Le blason de la commune a été réalisé et conçu par Monsieur Michel PRESSENCE, Plasticien-Héraldiste, co-auteur avec Michel FROGIER, de « l'Armorial des communes de Loire-Atlantique », dans la préface duquel, Armel de WISME écrit : « Et qui pourrait rester insensible à la beauté de tons des blasons rutilants de couleurs ? Michel PRESSENCE sait allier l'exactitude au pittoresque et s'i nspira des éléments les plus marquants de chaque commune pour faire revivre le passé ou évoquer le présent. Ses blasons reflètent à la fois l'étendue de son érudition et les dons exceptionnels qui nous valent depuis longtemps, au fil des années, et sans cesser d'i nnover, des travaux de haute qualité ».
Le blason est à la fois un art et une science devant respecter les règles strictes de l'héraldisme. La science héraldique qui trouve son origine dans les traditions médiévales constitue l'un des liens qui nous rattache à notre passé.
En respectant l'énoncé, on constate que notre blason est composé
de la façon suivante :
Parti :
« Le premier d'argent à l'arbre de sinople, accompagné de
sept mouchetures d'hermines, trois en tête, quatre en pointe
placées deux et deux ».
L'arbre figure le hêtre (en latin « fagus », mot à l'origine du nom de notre commune : FAY), arbre dominant dans l'ancienne forêt de la Mée qui s'étendait de la Loire à Châteaubriant et de la presqu'ile Guérandaise jusqu'à l'Erdre, recouvrant alors le territoire actuel de notre commune.
Le sinople étant la couleur « vert » en langage héraldique.
Les hermines, « emblème de la Bretagne » sont aux nombre de
sept afin de symboliser les sept frairies de l'ancienne paroisse de
FAY (Parignac, Nouillac, Les Villages, La Joue, Saint Friard, Saint
Michel et Saint Martin).
« Le second de gueules au croissant de vair ».
L'expression « de gueules » en langage héraldique signifie la
couleur « rouge » (dérivé de l'arabe « ghiul », la rose, mot
importé par les Croisés, et toujours employé au pluriel).
Le « vair » en héraldique est une fourrure composée de
petites cloches d'azur et d'argent, placées par rangs et opposées
les unes aux autres.
« De gueules au croissant de vair » sont les armes de la famille de Maur (premier seigneurs de FAY), représentées sur un vitrail de l'ancienne église de FAY, et constituent également une brisure du blason porté aux croisades par les barons de Pontchateau, dont on présume qu'un juvégnieur (infant ou damoiseau non héritier), aurait obtenu de défricher une partie des hêtres composant la forêt de la Mée, pour y établir Nouillac ( qui signifierait « nouveau défrichement » et daterait de la fin du XIème siècle), près de Parignac plus ancien.

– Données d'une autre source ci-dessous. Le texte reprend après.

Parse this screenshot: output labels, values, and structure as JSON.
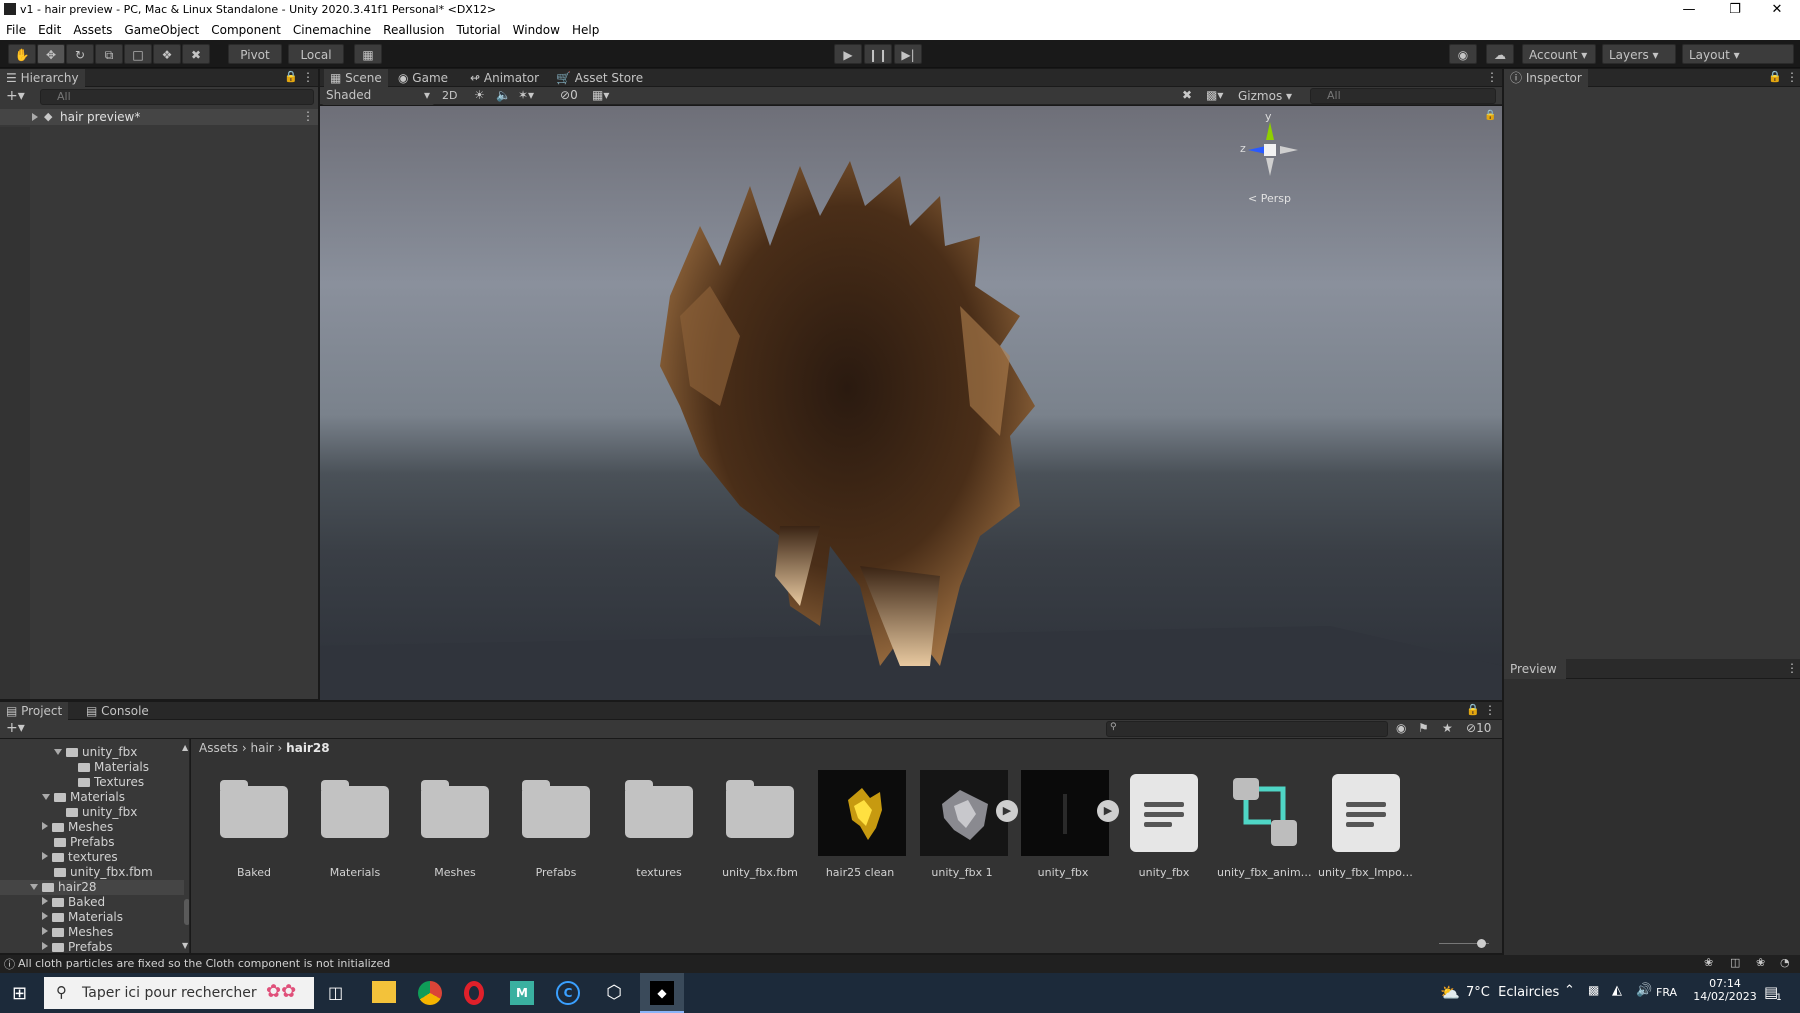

Les sires de Pontchateau avaient retenu la fourrure dite « de
vair » que la tradition rapporte comme portée par le Duc Alain 1er,
Roi des Bretons, au IXème siècle.
Il y aurait eu une filiation du symbole DUCAL depuis Alain
1er décédé en 907, jusqu'au sires de Pontchateau, maintenu par la
seigneurie de Blain au fondateur de Nouillac.
Quant au « cri » : FAC SEMPER VIR qui signifie « AGIR TOUJOURS EN HOMME », son origine remonterait à la bataille de Conquereuil en 992.